Corak paling kuat dari pragmatism adalah
kuatnya pemikiran tentang konsep kegunaan. Makna kegunaan dalam pragmatisme
lebih ditetapkan pada kebenaran sains, bukan pada hal-hal bersifat metafisik.
Maka, dalam pragmatisme pengetahuan tidak selalu mesti diidentikkan dengan
kepercayaan, tetapi kerap menjadi dua hal yang sama sekali terpisah. Kebenaran
yang mungkin dianggap perlu dipercayai (to believe) bagi para pragmatis selalu
menjadi sesuatu hal bersifat professional atau pribadi dan itu tidak perlu
dikabarkan pada public. Sedangkan, hal-hal yang diangap perlu diketahui
haruslah selalu dikabarkan atau didemonstrasikan pada pengamat yang qualified
dan tak berpihak. Kepercayaan memang ada dalam pengetahuan meski banyak pula
kepercayaan tidak akan ditemukan siapapun di banyak pengetahuan.

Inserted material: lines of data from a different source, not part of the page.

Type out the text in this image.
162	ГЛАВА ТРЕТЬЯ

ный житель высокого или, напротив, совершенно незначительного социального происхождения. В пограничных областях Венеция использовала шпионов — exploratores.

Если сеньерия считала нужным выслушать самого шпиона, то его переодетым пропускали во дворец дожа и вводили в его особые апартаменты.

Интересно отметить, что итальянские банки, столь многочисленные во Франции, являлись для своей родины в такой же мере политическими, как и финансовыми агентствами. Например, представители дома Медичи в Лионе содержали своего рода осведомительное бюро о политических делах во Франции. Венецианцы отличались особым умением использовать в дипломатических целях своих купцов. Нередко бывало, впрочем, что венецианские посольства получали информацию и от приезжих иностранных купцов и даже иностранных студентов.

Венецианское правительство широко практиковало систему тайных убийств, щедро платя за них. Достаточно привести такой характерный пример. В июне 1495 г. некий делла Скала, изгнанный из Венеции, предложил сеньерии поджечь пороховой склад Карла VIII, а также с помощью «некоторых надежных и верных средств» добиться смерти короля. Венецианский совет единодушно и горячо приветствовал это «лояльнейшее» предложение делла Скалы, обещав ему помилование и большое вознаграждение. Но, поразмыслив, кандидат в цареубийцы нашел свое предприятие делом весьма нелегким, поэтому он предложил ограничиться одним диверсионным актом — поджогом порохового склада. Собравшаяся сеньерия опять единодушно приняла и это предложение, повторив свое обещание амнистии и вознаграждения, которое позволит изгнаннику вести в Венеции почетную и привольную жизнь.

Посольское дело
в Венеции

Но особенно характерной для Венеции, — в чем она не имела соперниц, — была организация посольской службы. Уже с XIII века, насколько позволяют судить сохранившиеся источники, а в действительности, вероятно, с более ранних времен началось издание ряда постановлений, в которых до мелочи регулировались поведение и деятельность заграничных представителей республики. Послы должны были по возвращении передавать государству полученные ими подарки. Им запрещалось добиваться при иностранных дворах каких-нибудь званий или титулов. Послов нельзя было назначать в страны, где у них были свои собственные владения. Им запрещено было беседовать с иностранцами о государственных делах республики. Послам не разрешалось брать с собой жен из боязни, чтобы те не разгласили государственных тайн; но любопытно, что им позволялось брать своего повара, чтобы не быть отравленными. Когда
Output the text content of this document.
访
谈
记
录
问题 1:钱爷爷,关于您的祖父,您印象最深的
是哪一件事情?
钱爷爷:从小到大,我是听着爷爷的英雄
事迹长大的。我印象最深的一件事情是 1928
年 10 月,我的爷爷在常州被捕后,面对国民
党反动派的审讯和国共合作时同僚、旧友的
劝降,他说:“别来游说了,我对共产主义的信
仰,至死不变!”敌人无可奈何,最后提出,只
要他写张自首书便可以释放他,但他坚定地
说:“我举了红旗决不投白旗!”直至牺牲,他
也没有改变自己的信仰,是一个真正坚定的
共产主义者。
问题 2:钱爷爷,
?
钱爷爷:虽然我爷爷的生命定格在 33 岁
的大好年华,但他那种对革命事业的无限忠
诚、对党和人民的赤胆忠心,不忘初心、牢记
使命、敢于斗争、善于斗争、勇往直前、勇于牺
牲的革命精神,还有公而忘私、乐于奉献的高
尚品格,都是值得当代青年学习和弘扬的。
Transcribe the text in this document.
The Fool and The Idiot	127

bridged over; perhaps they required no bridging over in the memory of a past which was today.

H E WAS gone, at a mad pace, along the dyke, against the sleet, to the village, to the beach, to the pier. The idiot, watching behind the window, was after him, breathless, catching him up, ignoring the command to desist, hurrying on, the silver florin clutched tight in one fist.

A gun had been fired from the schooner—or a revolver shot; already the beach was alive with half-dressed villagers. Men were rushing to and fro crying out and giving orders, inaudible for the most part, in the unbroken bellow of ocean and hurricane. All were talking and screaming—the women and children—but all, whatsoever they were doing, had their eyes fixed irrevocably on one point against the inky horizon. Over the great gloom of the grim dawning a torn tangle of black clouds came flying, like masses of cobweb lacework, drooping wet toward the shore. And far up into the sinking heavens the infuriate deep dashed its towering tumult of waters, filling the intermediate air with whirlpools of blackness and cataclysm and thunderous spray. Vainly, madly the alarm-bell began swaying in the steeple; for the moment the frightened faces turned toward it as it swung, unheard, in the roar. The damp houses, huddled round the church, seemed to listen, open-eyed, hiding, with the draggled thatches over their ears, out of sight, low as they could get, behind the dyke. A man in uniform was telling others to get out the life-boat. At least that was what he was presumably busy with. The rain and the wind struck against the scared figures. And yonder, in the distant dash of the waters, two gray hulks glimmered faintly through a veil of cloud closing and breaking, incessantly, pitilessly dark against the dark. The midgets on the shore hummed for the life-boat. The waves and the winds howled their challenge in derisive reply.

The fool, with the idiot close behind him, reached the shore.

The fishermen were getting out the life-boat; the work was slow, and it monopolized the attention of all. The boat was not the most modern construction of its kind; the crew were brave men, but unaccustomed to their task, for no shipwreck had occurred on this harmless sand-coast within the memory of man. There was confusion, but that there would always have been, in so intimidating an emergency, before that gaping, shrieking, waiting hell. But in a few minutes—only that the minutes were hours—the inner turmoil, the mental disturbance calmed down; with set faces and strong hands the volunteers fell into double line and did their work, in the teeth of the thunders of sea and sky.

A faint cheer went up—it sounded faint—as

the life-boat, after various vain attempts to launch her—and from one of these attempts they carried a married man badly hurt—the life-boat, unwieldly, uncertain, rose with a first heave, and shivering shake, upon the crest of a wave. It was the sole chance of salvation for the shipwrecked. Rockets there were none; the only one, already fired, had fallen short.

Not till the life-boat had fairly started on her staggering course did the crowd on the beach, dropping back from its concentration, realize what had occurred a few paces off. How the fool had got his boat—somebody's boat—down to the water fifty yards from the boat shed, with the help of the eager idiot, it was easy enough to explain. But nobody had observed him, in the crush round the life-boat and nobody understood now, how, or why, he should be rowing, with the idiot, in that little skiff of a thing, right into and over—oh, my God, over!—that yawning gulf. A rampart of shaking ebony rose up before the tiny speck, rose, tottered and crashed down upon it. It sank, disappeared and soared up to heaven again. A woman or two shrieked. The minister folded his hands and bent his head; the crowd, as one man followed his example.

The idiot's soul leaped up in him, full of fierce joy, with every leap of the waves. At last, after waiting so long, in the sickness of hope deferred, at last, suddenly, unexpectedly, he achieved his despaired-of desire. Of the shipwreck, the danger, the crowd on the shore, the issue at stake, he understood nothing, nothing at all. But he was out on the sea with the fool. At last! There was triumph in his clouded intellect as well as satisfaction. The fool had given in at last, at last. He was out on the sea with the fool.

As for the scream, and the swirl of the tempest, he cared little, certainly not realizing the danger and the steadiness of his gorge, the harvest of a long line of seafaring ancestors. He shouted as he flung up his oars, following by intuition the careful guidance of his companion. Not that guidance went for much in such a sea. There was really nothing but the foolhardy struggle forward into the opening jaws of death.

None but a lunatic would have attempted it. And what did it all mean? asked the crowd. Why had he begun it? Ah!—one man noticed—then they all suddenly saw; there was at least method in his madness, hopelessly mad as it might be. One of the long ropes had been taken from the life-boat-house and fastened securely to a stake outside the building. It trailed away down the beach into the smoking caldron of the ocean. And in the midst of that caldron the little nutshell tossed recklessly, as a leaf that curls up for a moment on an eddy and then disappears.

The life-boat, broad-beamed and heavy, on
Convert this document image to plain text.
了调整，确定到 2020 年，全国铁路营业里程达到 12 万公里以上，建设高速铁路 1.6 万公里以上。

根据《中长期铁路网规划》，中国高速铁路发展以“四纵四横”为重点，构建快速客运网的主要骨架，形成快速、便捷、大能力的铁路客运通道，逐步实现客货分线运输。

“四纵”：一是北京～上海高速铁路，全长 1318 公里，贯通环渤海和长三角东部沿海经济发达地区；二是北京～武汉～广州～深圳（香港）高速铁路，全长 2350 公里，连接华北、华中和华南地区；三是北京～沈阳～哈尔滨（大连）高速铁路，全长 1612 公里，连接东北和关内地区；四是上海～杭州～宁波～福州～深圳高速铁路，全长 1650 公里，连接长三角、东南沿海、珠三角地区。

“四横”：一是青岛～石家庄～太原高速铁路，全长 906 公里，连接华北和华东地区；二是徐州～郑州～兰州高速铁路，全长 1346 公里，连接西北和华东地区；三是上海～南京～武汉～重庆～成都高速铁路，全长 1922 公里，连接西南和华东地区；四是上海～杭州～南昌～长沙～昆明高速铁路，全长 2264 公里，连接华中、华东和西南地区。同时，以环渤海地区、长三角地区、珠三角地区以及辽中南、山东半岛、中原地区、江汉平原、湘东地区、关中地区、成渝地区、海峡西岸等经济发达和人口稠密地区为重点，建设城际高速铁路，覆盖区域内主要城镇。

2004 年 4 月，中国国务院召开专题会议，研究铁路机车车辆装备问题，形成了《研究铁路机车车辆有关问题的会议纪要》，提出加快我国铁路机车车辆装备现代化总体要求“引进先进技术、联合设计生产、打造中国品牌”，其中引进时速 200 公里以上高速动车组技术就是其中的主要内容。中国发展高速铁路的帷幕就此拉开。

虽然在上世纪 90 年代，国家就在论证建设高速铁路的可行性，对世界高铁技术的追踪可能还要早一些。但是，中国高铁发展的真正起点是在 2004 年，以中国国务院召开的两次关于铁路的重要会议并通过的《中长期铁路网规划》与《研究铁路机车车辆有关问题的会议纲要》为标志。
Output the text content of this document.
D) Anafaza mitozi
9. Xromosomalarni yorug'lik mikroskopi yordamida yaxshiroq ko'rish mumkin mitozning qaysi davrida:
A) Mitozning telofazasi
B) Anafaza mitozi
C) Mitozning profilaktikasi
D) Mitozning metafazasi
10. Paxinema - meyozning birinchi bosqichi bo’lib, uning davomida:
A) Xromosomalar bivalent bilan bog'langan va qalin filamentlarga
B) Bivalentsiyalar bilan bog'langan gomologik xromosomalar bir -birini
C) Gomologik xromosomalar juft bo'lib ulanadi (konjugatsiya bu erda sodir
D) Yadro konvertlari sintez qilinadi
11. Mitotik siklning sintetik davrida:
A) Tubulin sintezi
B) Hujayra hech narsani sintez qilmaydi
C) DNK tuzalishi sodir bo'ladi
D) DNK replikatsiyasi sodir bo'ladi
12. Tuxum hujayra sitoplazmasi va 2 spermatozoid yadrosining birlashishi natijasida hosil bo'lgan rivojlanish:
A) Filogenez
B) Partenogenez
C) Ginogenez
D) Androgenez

Pandangan-pandangan itu semuanya terangkai
oleh konsep kegunaan dan fungsi pragmatis. Oleh karena itu, para pragmatis
kerap mengungkapkan betapa apa yang kita mesti ketahui keraplah bukan sesuatu
yang mesti kita percayai. Dalam sisi yang lain, sebab konsep kegunaan, apa yang
ita percayai tidak selalu menjadi sesuatu hal yang pragmatisme selalu hadir
menjadi relative dan kasuistik. Sebuah kebenaran yang dipandang benar-benar
valid dan berguna, di waktu yang lain bisa menjadi sesuatu hal yang sama sekali
mesti dilupakan.
C.
Filsafat Pragmatisme dalam Pendidikan
Sejak dahulu hingga dewasa ini, dunia
pendidikan selalu membuka diri terhadap kemungkinan diterapkannya suatu format
pendidikan yang ideal untuk menjawab permasalahan global. Banyak teori telah
diadopsi untuk mencapai tujuan tersebut. Termasuk teori pragmatis dari aliran
Filsafat pragmatisme mencoba mengisi ruang dan waktu untuk turut mencari solusi
terbaik terhadap model pendidikan yang dianggap selangkah ketinggalan dengan
perkembangan pola pikir manusia itu sendiri.
Seiring dengan perkembangan, dunia pendidikan
berupaya menyelaraskan antara eksplorasi pikiran manusia dengan solusi tindakan
bersama perangkatnya untuk mencapai puncak temuan. Tekanan utama pragmatisme
dalam pendidikan selalu dilandaskan bahwa subjek didik bukanlah objek,
melainkan subjek yang memiliki pengalaman. Setiap subjek didik tidak lain
adalah individu yang mengalami sehingga mereka berkembang, serta memiliki
insiatif dalam mengatasi problem-problem hidup yang mereka miliki.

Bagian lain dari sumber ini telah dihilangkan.